Originally Posted by Herlock Sholmes
The phrase ‘a cut neck’ sounds so clumsy and inappropriate (unless, of course, the cuts had only been made to the back of the neck.)
Correct - to the back or the side, but not the front, which is overwhelmingly referred to as "the throat" in everyday, and even technical, speech.
You can "suffer a cut to the neck" accidentally (e.g. at the barber shop, or whilst shaving), indeed it's quite common and can be fixed relatively simply; either with a styptic pencil, a band-aid or stitches. Cut throats, on the other hand, don't
tend to be the result of accidents but deliberate actions, are a lot more serious and harder to fix - if they can be fixed at all. It's for this reason that throat-cutting (as opposed to neck cutting) is an age-old method used by villains, or suicides, to quickly sever the carotid arteries and bring about death.

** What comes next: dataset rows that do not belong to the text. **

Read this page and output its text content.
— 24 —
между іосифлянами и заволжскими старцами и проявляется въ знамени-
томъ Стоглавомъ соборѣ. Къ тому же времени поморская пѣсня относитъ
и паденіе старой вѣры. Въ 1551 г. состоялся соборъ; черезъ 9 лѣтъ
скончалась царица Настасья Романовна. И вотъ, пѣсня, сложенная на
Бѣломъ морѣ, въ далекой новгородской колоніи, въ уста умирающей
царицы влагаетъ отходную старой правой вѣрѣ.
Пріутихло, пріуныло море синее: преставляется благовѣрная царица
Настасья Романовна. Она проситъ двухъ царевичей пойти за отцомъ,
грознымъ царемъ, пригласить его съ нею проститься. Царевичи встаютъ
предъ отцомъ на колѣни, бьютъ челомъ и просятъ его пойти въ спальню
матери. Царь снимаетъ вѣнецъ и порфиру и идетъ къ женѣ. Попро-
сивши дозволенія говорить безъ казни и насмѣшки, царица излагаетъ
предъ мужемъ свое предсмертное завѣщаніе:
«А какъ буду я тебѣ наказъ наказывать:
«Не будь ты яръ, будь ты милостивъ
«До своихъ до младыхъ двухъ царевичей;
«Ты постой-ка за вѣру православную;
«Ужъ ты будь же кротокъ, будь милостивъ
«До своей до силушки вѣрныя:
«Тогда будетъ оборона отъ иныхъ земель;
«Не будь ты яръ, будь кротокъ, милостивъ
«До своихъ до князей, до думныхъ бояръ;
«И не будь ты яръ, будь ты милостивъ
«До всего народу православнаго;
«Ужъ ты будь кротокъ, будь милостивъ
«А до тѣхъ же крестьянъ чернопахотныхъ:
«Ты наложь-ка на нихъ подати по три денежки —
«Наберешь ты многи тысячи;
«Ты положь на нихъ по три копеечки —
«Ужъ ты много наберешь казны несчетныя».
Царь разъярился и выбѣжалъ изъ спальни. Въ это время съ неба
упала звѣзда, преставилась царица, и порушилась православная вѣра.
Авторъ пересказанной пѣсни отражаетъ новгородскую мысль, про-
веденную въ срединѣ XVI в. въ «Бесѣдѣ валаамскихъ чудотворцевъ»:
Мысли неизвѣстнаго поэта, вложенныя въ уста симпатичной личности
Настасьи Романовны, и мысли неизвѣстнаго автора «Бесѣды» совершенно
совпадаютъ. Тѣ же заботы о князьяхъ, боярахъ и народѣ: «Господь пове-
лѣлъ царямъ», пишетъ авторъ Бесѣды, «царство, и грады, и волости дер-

When was the last time you heard someone threaten to "cut someone's neck", for example? It's almost unheard of, but "I'll cut your throat!" turns up frequently in literature and elsewhere.
Its a bit like a back-stabbing being described as being ‘stabbed in the torso.’ Literally correct but unspecific and potentially misleading.
Correct again, except to refer to the slashed throats
of the Ripper victims as "cut necks" is even more unspecific and misleading. Their throats
were cut, period, just like we've been saying, correctly and accurately, for 130 years.